I’ve written a lot about free vs paid here on AVC. There was a time I was obsessed about this topic. We even coined the word freemium here at AVC (thanks Jarid) during that phase. I’ve moved on to other obsessions but I still think a lot about it. I got in a long twitter discussion with a bunch of people yesterday about this topic, spurred by this tweet by Jonathan Weber:
@WeberWest I think that’s not even a debate anymore. The question is can paid media be profitable
— Fred Wilson (@fredwilson) November 13, 2014
That led to a long twitter discussion in which a bunch of people joined. I can’t find a good way to showcase the discussion so I’m not going to. But during the course of the discussion I tweeted this. I made it up last night but it’s something I’ve experienced many times over the years.

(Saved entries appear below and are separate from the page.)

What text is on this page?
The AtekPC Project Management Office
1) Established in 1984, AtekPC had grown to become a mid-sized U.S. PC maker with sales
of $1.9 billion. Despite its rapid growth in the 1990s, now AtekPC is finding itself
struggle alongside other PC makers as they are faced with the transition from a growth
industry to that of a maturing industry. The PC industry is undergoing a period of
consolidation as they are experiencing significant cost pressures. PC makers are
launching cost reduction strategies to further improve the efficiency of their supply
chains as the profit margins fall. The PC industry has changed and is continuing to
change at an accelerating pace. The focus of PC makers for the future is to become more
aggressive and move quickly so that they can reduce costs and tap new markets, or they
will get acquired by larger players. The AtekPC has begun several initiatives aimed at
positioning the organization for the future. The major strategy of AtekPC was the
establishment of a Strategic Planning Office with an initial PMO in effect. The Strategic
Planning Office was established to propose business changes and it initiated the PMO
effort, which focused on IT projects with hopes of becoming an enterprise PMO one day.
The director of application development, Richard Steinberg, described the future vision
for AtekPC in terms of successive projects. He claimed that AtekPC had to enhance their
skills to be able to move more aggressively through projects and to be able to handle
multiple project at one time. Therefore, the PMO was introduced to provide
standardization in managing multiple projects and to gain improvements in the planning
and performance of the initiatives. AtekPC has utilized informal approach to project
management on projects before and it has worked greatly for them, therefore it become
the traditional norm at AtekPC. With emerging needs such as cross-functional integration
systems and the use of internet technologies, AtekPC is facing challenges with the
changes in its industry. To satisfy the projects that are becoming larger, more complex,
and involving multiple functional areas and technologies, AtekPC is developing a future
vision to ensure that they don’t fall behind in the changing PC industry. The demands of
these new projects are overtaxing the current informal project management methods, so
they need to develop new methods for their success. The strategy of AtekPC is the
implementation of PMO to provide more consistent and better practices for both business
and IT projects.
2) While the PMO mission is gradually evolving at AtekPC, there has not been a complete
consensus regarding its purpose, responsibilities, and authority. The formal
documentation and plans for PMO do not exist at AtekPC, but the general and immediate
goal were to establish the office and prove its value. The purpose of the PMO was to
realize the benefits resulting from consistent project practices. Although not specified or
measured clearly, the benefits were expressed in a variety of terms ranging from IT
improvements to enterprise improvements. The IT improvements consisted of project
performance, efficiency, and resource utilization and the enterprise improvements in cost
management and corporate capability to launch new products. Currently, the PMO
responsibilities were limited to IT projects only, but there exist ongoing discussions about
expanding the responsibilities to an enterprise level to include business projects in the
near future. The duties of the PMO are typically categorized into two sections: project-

@garyvee many*lowarpu >>> few*higharpu. That is the first rule of the Internet @Jessicalessin
— Fred Wilson (@fredwilson) November 13, 2014
Isaac Newton observed some things about motion and encoded them into his three laws of motion. I think we should do the same thing with the Internet. There are some things that just are, and we should acknowledge them. I posit that one of them is this:
many users * low arpu >>>> few users * high arpu
I’ve seen so many people try paid content on the Internet and the result is less users, a lot less. You can extract a higher average revenue per user (arpu) from a paid model, but you get so many less users that is it better to extract a lower arpu with a free model and get many more users. I guess a corollary to the first law of Internet physics is that you can implement a freemium model on top of a free model and turn some of your users into high arpu customers, but they will always be a small portion of the total number of users.
That’s a long way of saying that you can do paid, but you had better have a free tier first and foremost as most users will go for that. And if you put too much of your content behind a paywall, you’ve effectively turned your core product into a paid one and you are back to {few users*high arpu}. So be careful with the freemium offering.